La proprietaria spalancò le labbra pesanti di rossetto, mostrando i suoi perfetti denti bianchi. Un sorriso abbagliante.

-Salve Marisol, scusa il ritardo.

In realtà avrebbe voluto essere in qualsiasi altro luogo. Odiava apparire, vestirsi con classe, indossare tacchi alti, truccarsi troppo ecc., Leah era una di quelle ragazze semplici, che al massimo si mettono un velo di eyeliner e mascara. Non sopportava impiastricciarsi il viso con fondotinta, terra e correttori. Era una di quelle ragazze silenziose, che al massimo abbozzano un sorriso e diventano subito rosse. Era fatta così, impacciata e non aggraziata, introversa e non estroversa, pacata e non euforica, topo di biblioteca e non festaiola. Insomma, era una di quelle ragazze che si ignorano.

-Non preoccuparti tesoro, ho già preparato qualche vestito che dovrebbe piacerti – disse mentre afferrava la mano della ragazza – tua mamma mi ha detto che ti piace il verde!

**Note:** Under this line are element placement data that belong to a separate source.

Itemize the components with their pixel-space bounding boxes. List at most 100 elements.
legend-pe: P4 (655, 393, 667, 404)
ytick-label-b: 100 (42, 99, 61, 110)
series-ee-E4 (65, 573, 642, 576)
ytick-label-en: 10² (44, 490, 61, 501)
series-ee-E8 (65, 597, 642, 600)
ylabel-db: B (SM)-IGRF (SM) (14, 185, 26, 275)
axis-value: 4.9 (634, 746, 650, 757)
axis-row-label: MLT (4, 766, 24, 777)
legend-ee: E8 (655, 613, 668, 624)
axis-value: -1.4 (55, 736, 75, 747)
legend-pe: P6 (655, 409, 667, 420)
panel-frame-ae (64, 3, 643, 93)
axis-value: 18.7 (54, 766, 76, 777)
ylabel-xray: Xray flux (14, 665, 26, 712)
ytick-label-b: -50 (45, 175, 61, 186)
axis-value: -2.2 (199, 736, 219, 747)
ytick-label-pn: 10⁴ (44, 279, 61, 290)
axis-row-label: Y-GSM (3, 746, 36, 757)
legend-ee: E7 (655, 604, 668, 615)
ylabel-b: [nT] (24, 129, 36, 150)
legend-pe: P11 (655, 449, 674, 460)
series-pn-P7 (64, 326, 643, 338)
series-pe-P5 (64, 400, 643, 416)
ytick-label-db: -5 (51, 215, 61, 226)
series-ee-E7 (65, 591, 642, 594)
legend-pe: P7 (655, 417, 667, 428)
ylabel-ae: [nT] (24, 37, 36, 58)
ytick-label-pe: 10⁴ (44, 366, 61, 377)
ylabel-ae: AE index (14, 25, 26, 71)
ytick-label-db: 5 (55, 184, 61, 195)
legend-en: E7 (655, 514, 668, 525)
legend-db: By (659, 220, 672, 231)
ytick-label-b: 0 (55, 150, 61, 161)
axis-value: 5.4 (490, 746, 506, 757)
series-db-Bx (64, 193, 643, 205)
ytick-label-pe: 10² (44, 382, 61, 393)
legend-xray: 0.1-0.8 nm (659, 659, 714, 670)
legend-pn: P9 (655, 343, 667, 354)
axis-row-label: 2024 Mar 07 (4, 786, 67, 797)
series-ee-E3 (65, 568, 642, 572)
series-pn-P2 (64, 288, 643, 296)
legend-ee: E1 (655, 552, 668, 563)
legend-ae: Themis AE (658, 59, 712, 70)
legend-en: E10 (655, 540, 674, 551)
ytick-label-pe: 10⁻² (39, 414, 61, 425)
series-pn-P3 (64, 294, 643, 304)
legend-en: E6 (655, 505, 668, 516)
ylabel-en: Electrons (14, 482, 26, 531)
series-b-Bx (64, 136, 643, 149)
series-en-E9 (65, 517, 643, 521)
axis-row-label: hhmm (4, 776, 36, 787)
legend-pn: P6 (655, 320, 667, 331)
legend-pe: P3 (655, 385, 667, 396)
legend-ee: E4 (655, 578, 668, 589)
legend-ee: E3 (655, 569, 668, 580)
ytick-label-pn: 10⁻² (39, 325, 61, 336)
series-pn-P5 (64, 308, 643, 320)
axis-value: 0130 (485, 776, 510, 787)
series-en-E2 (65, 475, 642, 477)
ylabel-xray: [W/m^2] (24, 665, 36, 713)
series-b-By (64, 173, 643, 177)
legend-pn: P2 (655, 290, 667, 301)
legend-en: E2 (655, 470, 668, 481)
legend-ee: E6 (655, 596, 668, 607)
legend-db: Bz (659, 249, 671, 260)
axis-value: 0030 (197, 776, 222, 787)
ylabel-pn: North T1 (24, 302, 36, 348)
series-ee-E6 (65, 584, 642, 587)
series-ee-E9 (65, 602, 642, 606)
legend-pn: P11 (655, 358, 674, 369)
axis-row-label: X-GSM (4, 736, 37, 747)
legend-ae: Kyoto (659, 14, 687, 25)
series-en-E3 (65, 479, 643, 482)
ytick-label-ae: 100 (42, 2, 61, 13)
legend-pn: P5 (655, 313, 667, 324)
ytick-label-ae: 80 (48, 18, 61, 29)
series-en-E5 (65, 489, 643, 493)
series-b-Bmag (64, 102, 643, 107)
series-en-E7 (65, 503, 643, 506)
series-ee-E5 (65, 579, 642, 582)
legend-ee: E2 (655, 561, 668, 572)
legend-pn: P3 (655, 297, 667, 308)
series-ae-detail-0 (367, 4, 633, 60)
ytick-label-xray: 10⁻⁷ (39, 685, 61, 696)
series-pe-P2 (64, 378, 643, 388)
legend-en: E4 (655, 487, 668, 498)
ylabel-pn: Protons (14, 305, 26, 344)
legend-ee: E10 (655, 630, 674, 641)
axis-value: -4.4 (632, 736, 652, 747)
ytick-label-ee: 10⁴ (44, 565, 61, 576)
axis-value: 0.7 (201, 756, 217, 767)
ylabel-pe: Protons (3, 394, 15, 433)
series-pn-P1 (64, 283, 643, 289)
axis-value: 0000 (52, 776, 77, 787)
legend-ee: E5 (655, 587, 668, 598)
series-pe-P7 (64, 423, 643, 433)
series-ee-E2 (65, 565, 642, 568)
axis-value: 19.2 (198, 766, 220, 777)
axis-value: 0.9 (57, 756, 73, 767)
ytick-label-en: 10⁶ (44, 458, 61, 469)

Sbuffò. Non conosceva proprio niente di sua figlia.

-Ehm veramente lo odio.

Detto ciò, Marisol si bloccò, l’afferrò per spalle e disse – Diamine, stai scherzando? Si intonerebbe benissimo con i tuo occhi grigio verdi.

-Sì, ma..-

-Uff, capito. Certo che sei testarda!

E scoppiò in una fragorosa risata. La strattonò fino ai camerini, dove la fece sedere su una poltroncina rossa e le mostrò i vari abiti selezionati. Mentre quella donna blaterava sul taglio e la stoffa dei vestiti, Leah si perse nei bellissimi ricci biondi di una ragazza, attenta a guardarsi allo specchio. Aveva un fisico perfetto, un fisico che invidiava.

-Allora, quale provi per primo?

L’attenzione tornò su Marisol, sui suoi grandi occhi nocciola, contornati da una matita azzurra.

-Il più semplice possibile.

-Ma Leah, devi essere bella domani. Magari fai qualche incontro interessante, no?

Disse ammiccando.

-Esco già con un ragazzo.

-D’accordo, hai vinto tu. Scegli quello che vuoi.

Si arrese, alzando le spalle. Leah le sorrise, pensando di essere davvero difficile a volte. Si guardò un po’ intorno, senza nemmeno alzarsi, e ne indicò uno.

-Che te ne pare di quello?

-Ma è un banalissimo tubino blu.

Restarono entrambe in silenzio, a fissare quell’abito appeso alla gruccia. Nel frattempo Moka balzò sulla finestra dell’edificio e miagolò.

-Capito, non facciamolo aspettare troppo. Vado a prenderti quel tubino.

Leah si alzò soddisfatta e fece l’occhiolino a quella splendida palla di pelo, ringraziandolo.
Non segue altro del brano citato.